Thursday, July 25, 2013

Good news, bad news...

The fog cleared up pretty quick today.  Well, for those of us who headed north.  For the captains who went south, they had fog AND lumpy water.

We are busy.  I stopped in the office late today and the boss was making out the schedule for next week.  He asked, "Will you be OK with no day off next week?  Lots of charters and full boats."

Yep.  It's the height of the busy season.

The forecast: sunny!

The reality...

The fog is the thickest I've seen this season.  I lucked out yesterday... well, other than spending time after a long day of driving working on the head that someone plugged up.  Shitty.  Literally.  Oh, but the "lucked out" part: I had an early morning and it was beautifully clear when we shoved off before 8:00.  It was the only morning in the past week that didn't start out foggy.

And then, this morning - it's back.  With an interesting gray-green cast to the fog.

While I was out getting these photos, a couple old guys heading up the dock said, "I think you're gonna need radar today."

I think they might be right...

Yeah, there's a ramp there, somewhere.

The boss gave me my choice for today: a for-sure and a potential trip with an 11:00 departure, or a for-sure one trip with a 1:30 departure.  I took the earlier with likely two trips.  Sure hope the fog burns off by then.

Sorry to make this sound like a weather report - living and working on the water, we pay a lot of attention to the weather.

Wednesday, July 24, 2013


Yes, it turned out to be a very long day today.  I put in 11.75 hours, and that was with a one hour lunch break.  Two trips, a water taxi, and some maintenance.

Along the way, I had the opportunity to try out the GoPro a bit; I compared it to my trusty pocket-size Canon point & shoot.

The bow...


The sky...

I kinda like what the GoPro is doing to the images. 

A view of the boat I was driving today, docked at the Srpring Street Landing, in front of the Victoria Clipper...

And, a look at the silhouettes, I enjoy...

That last two were not taken with the GoPro.  No whales today, but I stayed very busy at the helm.


You're probably familiar with O-Dark:30, as getting up when it is still dark.  The sun comes up at a VERY early time here, and we were up to see it.  Joan has to open the office all this week, so that means 5:30 for her.  I usually go in around noon, unless I am driving out of Roche Harbor... and then I go in around 9:30 or so.

This morning, I have an early charter that picks up at a different location, leaving from Roche... I have to leave the boat at 6:20.  The charter also drops off at a different location, then deadhead back to our dock, then another late afternoon trip.

A long day.

Tuesday, July 23, 2013

A few more test shots...

I walked around the marina a bit, shot a few more images.  This camera has a very nice lens, but the extreme wide angle will limit its use for me.  You can adjust the res and shoot a medium view, making it more like a normal lens.  With no viewfinder and the usage being a lot of self-shots, I understand the reason for the wide angle: it's gonna be in there, somewhere.  ;-)

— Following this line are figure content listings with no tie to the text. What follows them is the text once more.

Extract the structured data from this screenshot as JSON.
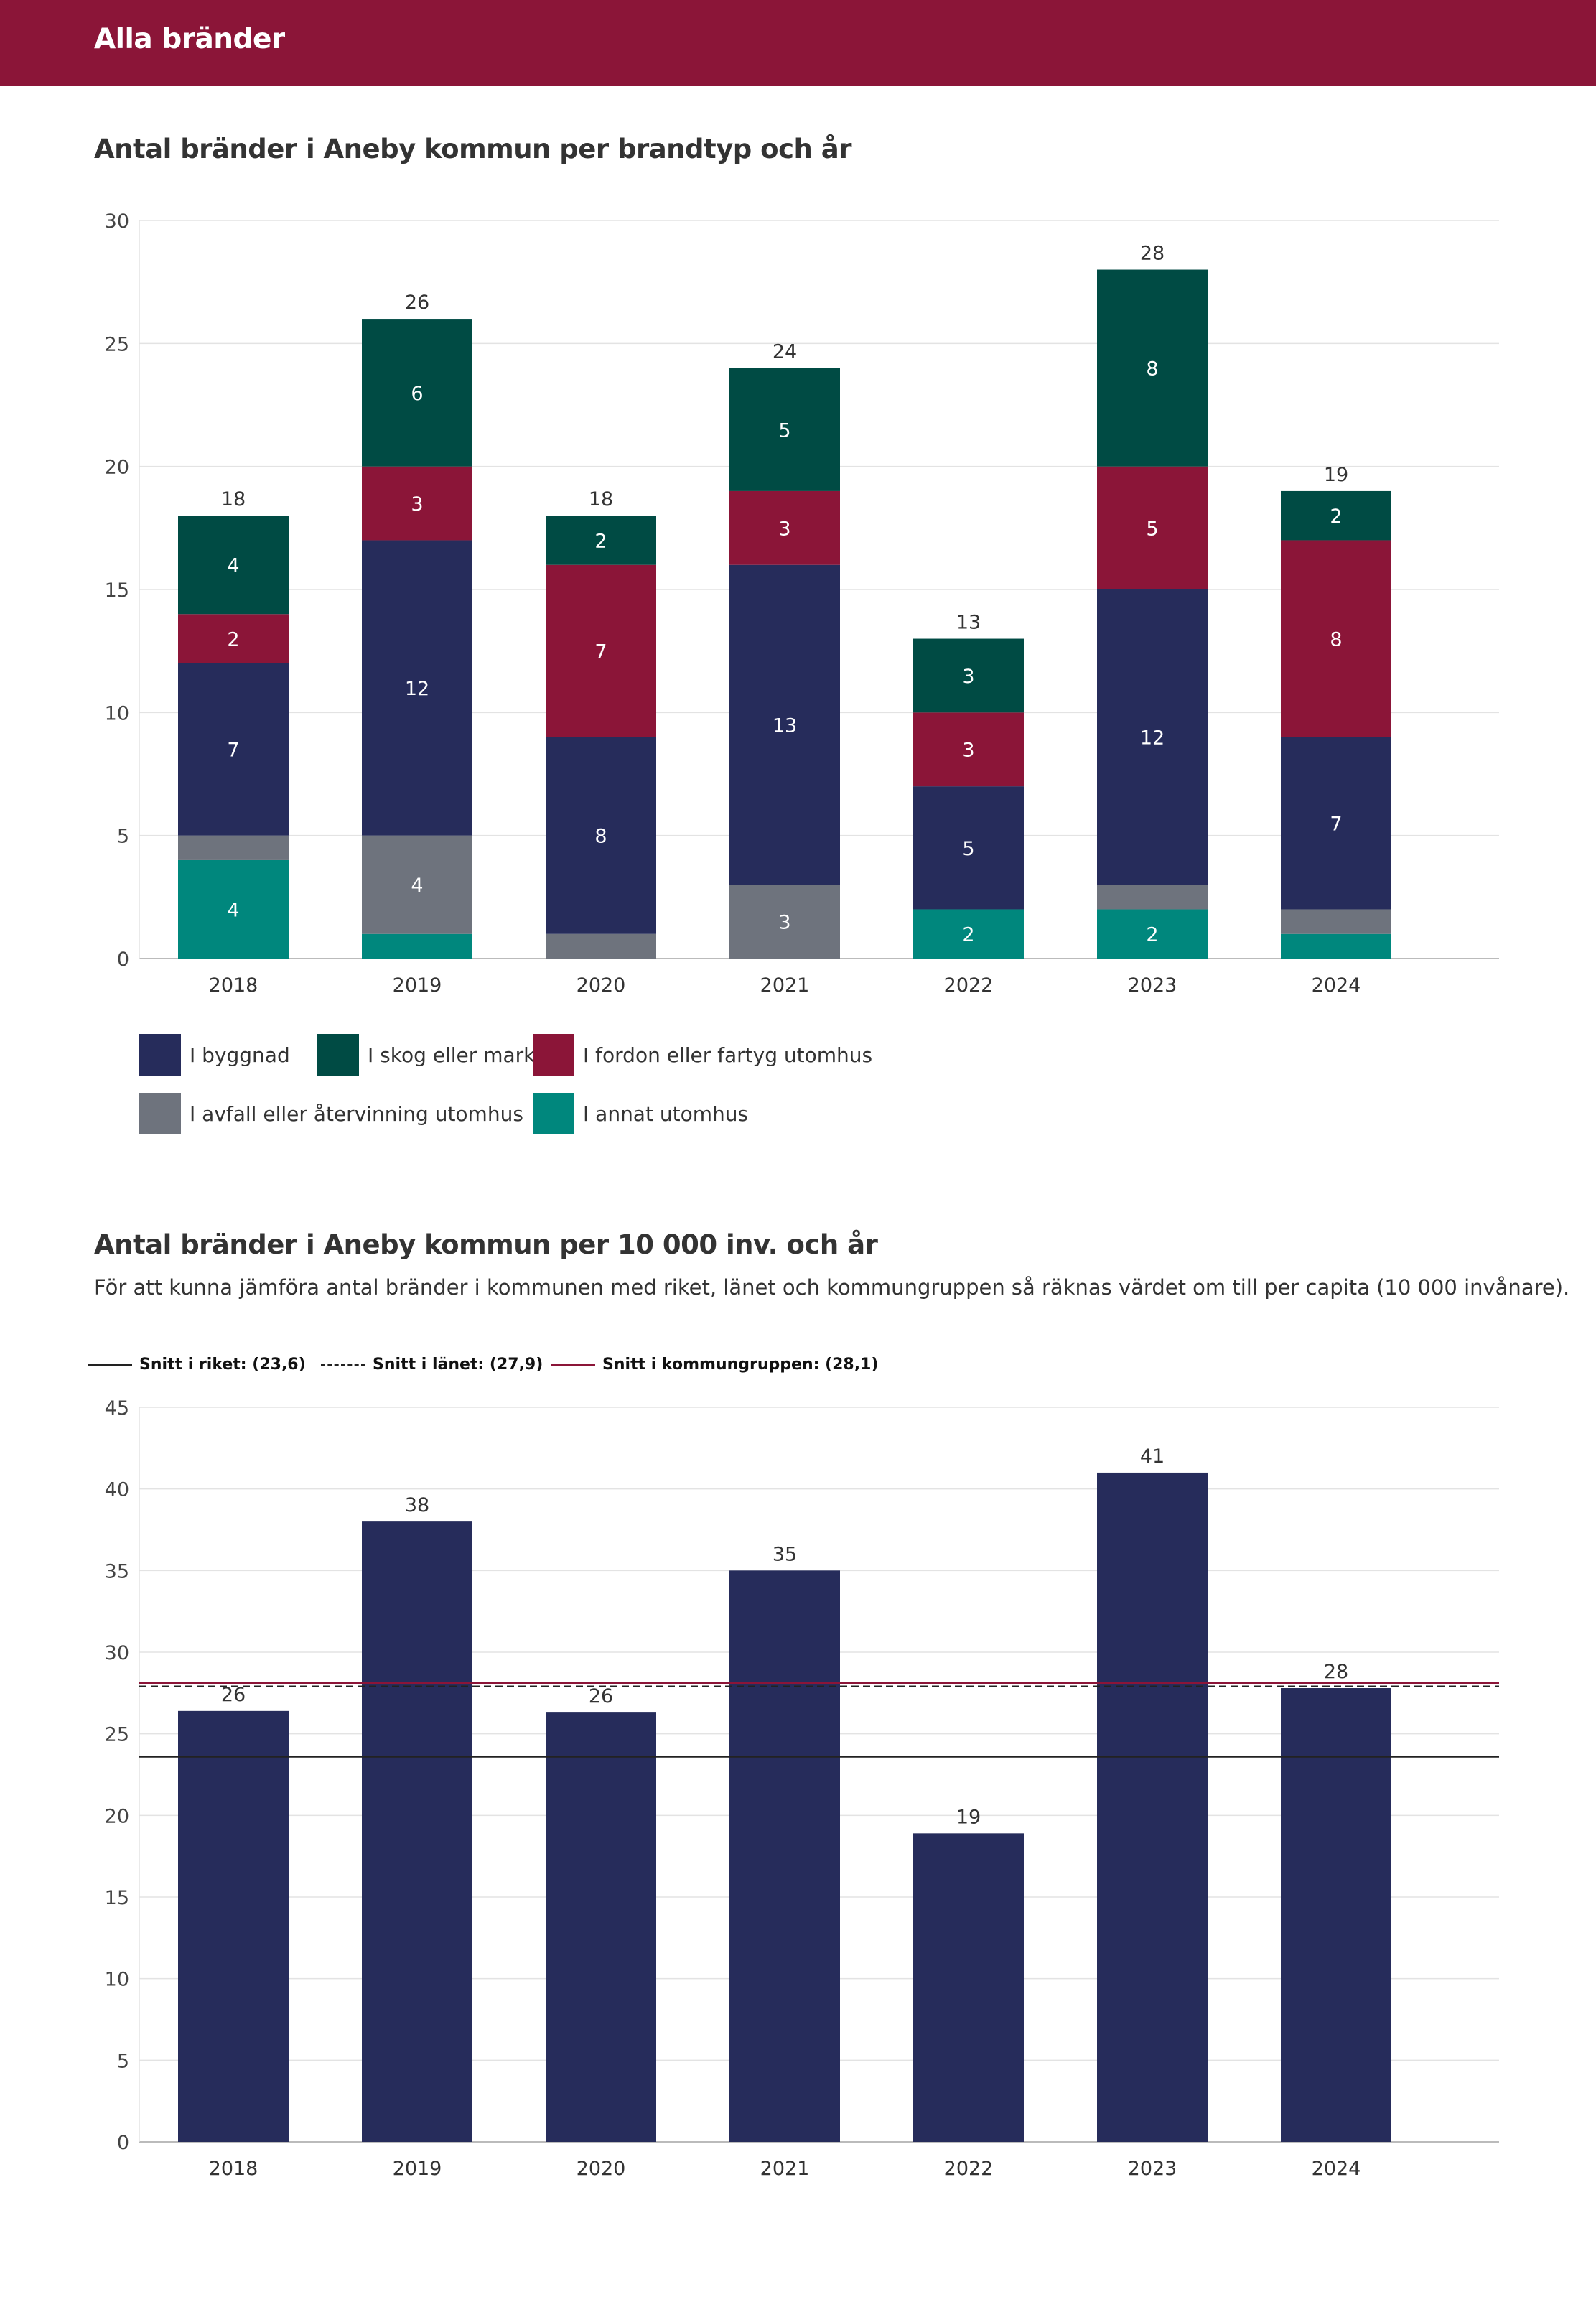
{
  "header": {
    "title": "Alla bränder"
  },
  "section1": {
    "title": "Antal bränder i Aneby kommun per brandtyp och år"
  },
  "section2": {
    "title": "Antal bränder i Aneby kommun per 10 000 inv. och år",
    "subtitle": "För att kunna jämföra antal bränder i kommunen med riket, länet och kommungruppen så räknas värdet om till per capita (10 000 invånare)."
  },
  "colors": {
    "header_bg": "#8B1538",
    "byggnad": "#262C5B",
    "skog": "#004B44",
    "fordon": "#8B1538",
    "avfall": "#6E737D",
    "annat": "#00877D"
  },
  "chart_data": [
    {
      "type": "bar",
      "stacked": true,
      "title": "Antal bränder i Aneby kommun per brandtyp och år",
      "categories": [
        "2018",
        "2019",
        "2020",
        "2021",
        "2022",
        "2023",
        "2024"
      ],
      "series": [
        {
          "name": "I annat utomhus",
          "key": "annat",
          "values": [
            4,
            1,
            0,
            0,
            2,
            2,
            1
          ]
        },
        {
          "name": "I avfall eller återvinning utomhus",
          "key": "avfall",
          "values": [
            1,
            4,
            1,
            3,
            0,
            1,
            1
          ]
        },
        {
          "name": "I byggnad",
          "key": "byggnad",
          "values": [
            7,
            12,
            8,
            13,
            5,
            12,
            7
          ]
        },
        {
          "name": "I fordon eller fartyg utomhus",
          "key": "fordon",
          "values": [
            2,
            3,
            7,
            3,
            3,
            5,
            8
          ]
        },
        {
          "name": "I skog eller mark",
          "key": "skog",
          "values": [
            4,
            6,
            2,
            5,
            3,
            8,
            2
          ]
        }
      ],
      "totals": [
        18,
        26,
        18,
        24,
        13,
        28,
        19
      ],
      "ylim": [
        0,
        30
      ],
      "yticks": [
        0,
        5,
        10,
        15,
        20,
        25,
        30
      ],
      "legend": [
        {
          "name": "I byggnad",
          "key": "byggnad"
        },
        {
          "name": "I skog eller mark",
          "key": "skog"
        },
        {
          "name": "I fordon eller fartyg utomhus",
          "key": "fordon"
        },
        {
          "name": "I avfall eller återvinning utomhus",
          "key": "avfall"
        },
        {
          "name": "I annat utomhus",
          "key": "annat"
        }
      ]
    },
    {
      "type": "bar",
      "title": "Antal bränder i Aneby kommun per 10 000 inv. och år",
      "categories": [
        "2018",
        "2019",
        "2020",
        "2021",
        "2022",
        "2023",
        "2024"
      ],
      "values": [
        26.4,
        38,
        26.3,
        35,
        18.9,
        41,
        27.8
      ],
      "labels": [
        "26",
        "38",
        "26",
        "35",
        "19",
        "41",
        "28"
      ],
      "ylim": [
        0,
        45
      ],
      "yticks": [
        0,
        5,
        10,
        15,
        20,
        25,
        30,
        35,
        40,
        45
      ],
      "reference_lines": [
        {
          "name": "Snitt i riket",
          "label": "Snitt i riket: (23,6)",
          "value": 23.6,
          "style": "solid",
          "color": "#222222"
        },
        {
          "name": "Snitt i länet",
          "label": "Snitt i länet: (27,9)",
          "value": 27.9,
          "style": "dashed",
          "color": "#222222"
        },
        {
          "name": "Snitt i kommungruppen",
          "label": "Snitt i kommungruppen: (28,1)",
          "value": 28.1,
          "style": "solid",
          "color": "#8B1538"
        }
      ]
    }
  ]
}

You can see the distortion with the vertical lines in these images...

The earlier GoPro cameras didn't have the low light capability of the Hero 3 Black model - it holds the detail nicely in the bottom image, which is contrasty.

A look out the cockpit on medium view...

Not a lot of "bend" to the masts, and it would be easy enough to straighten that in processing.

I did a video test on the docks, too - just "walking around" stuff.  It has near production quality video; I'm impressed.  I'm going to have to find a LOT of extra time (not likely) to play with that, though.